Er fuhr an der Hochstraße vorbei, die eingestürzt und deswegen menschenleer war, hielt als Einziger vor einer Ampel an, die Grün zeigte, trat mit etwas weniger Kraft in die Pedale, weil die aufsteigende Straße in eine abschüssige überging, und dann erneut kräftiger, als sich diese Straße wieder an einen aufsteigenden Weg anschloss. Auf der gesamten Strecke dachte er ausschließlich an diesen einen Satz: »Die drei scheinen eine Familie zu sein.«
Als Uhwan die »Busaner Knochensuppe« betrat, schaute Jongin fern. Auf dem Bildschirm waren zahlreiche Tote an einem Strand zu sehen. Erst jetzt hörte Uhwan jenen Satz nicht mehr.

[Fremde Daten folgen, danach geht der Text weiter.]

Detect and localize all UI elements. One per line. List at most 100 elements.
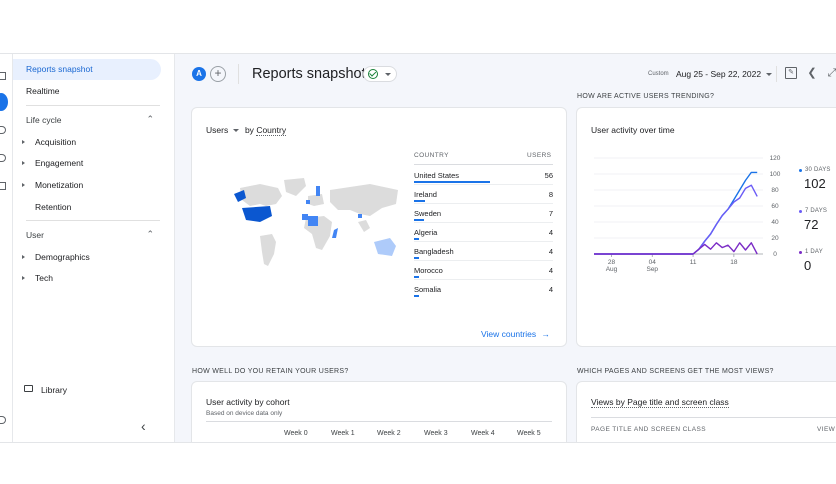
property-avatar[interactable]: A [192,67,206,81]
table-row[interactable]: Morocco 4 [414,263,553,282]
icon-rail [0,54,13,442]
sidebar-item-engagement[interactable]: Engagement [13,158,83,168]
week-0-header: Week 0 [284,430,308,437]
col-views: VIEW [817,426,836,433]
country-name: United States [414,171,460,180]
col-users: USERS [527,152,552,159]
sidebar-item-reports-snapshot[interactable]: Reports snapshot [13,59,161,80]
country-name: Ireland [414,190,437,199]
sidebar-item-label: Tech [35,273,53,283]
map-sweden [316,186,320,196]
caret-down-icon[interactable] [232,129,239,133]
row-divider [414,260,553,261]
week-3-header: Week 3 [424,430,448,437]
legend-30-days-swatch [799,169,802,172]
section-retention: HOW WELL DO YOU RETAIN YOUR USERS? [192,368,349,375]
users-by-country-card: Users by Country COUNTRY USERS United St… [191,107,567,347]
share-bar [414,200,425,202]
share-bar [414,219,424,221]
collapse-chevron-icon[interactable]: ‹ [141,418,146,434]
sidebar-divider [26,220,160,221]
sidebar-item-acquisition[interactable]: Acquisition [13,137,76,147]
pages-card-title[interactable]: Views by Page title and screen class [591,397,729,408]
world-map [234,178,398,266]
edit-report-icon[interactable]: ✎ [785,67,797,79]
user-count: 4 [548,228,553,237]
view-countries-label: View countries [481,329,537,339]
advertising-icon[interactable] [0,154,6,162]
share-bar [414,257,419,259]
section-user[interactable]: User ⌃ [26,229,162,240]
view-countries-link[interactable]: View countries → [481,329,550,339]
user-count: 56 [544,171,553,180]
card-title: User activity over time [591,125,675,135]
table-row[interactable]: Somalia 4 [414,282,553,301]
series-line-1-day [594,242,758,255]
row-divider [414,279,553,280]
cohort-header-divider [206,421,552,422]
metric-selector[interactable]: Users [206,125,228,135]
sidebar-item-label: Monetization [35,180,84,190]
x-tick-label: 18 [730,259,738,266]
section-user-label: User [26,230,44,240]
section-life-cycle[interactable]: Life cycle ⌃ [26,114,162,125]
week-5-header: Week 5 [517,430,541,437]
sidebar-item-realtime[interactable]: Realtime [13,81,161,102]
sidebar-item-label: Demographics [35,252,90,262]
sidebar-item-monetization[interactable]: Monetization [13,180,83,190]
expand-arrow-icon [22,255,25,259]
by-label: by [244,125,254,135]
y-tick-label: 60 [771,203,779,210]
explore-icon[interactable] [0,126,6,134]
reports-icon[interactable] [0,93,8,111]
cohort-card: User activity by cohort Based on device … [191,381,567,442]
user-count: 4 [548,247,553,256]
y-tick-label: 120 [770,155,781,162]
row-divider [414,203,553,204]
sidebar-item-label: Engagement [35,158,84,168]
settings-icon[interactable] [0,416,6,424]
map-united-states [242,206,272,222]
share-bar [414,276,419,278]
insights-icon[interactable]: ⤢ [826,67,836,79]
sidebar-item-retention[interactable]: Retention [13,202,71,212]
share-bar [414,295,419,297]
header-divider [238,64,239,84]
x-tick-month-label: Aug [606,266,618,273]
sidebar-item-demographics[interactable]: Demographics [13,252,90,262]
map-asia [330,184,398,216]
table-row[interactable]: Algeria 4 [414,225,553,244]
x-tick-label: 04 [649,259,657,266]
header-divider [776,66,777,82]
date-caret-down-icon[interactable] [766,73,772,76]
user-count: 7 [548,209,553,218]
table-row[interactable]: Ireland 8 [414,187,553,206]
card-subtitle: Based on device data only [206,410,283,417]
x-tick-label: 28 [608,259,616,266]
table-row[interactable]: Bangladesh 4 [414,244,553,263]
date-range-picker[interactable]: Aug 25 - Sep 22, 2022 [676,69,761,79]
x-tick-month-label: Sep [646,266,658,273]
expand-arrow-icon [22,276,25,280]
week-4-header: Week 4 [471,430,495,437]
sidebar: Reports snapshot Realtime Life cycle ⌃ A… [13,54,175,442]
series-line-7-days [594,184,758,255]
add-comparison-button[interactable]: + [210,66,226,82]
user-count: 4 [548,266,553,275]
library-link[interactable]: Library [41,385,67,395]
user-activity-chart: 0 20 40 60 80 100 120 28Aug 04Sep 11 18 [594,155,781,273]
section-life-cycle-label: Life cycle [26,115,62,125]
table-row[interactable]: United States 56 [414,168,553,187]
table-row[interactable]: Sweden 7 [414,206,553,225]
sidebar-item-tech[interactable]: Tech [13,273,53,283]
legend-1-day-swatch [799,251,802,254]
dimension-selector[interactable]: Country [256,125,287,136]
share-icon[interactable]: ❮ [806,67,818,79]
series-line-30-days [594,171,758,255]
sidebar-item-label: Retention [35,202,72,212]
home-icon[interactable] [0,72,6,80]
y-tick-label: 80 [771,187,779,194]
expand-arrow-icon [22,161,25,165]
configure-icon[interactable] [0,182,6,190]
status-dropdown[interactable] [363,66,397,82]
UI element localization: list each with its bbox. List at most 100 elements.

Er starrte auf die Körper, die von den Wellen an den Strand getrieben worden waren und jetzt einsam dalagen.
Die Menschen, die er getötet hatte. Es waren zwölf.
Er hatte versäumt, auch an diese Menschen zu denken, als er aus dem Boot gestiegen war. Seine Gedanken waren einzig darauf fokussiert gewesen, dass er aus dem Boot musste. Er musste die Luke öffnen, egal wie, und es hinaus schaffen. In dem Augenblick, als die Luke aufging, begann das Boot allerdings mit Wasser vollzulaufen. Das Boot, das ins Meer hinabgetaucht war, um in eine andere Zeit zu gelangen, hatte für Uhwan den Niedergang seines Lebens verkörpert. Aus diesem Grund hatte er die Luke geöffnet. Um zu leben! Um hier, an diesem Ort, zu leben, hatte er die Luke des Bootes geöffnet. Das war alles, was er hatte tun wollen.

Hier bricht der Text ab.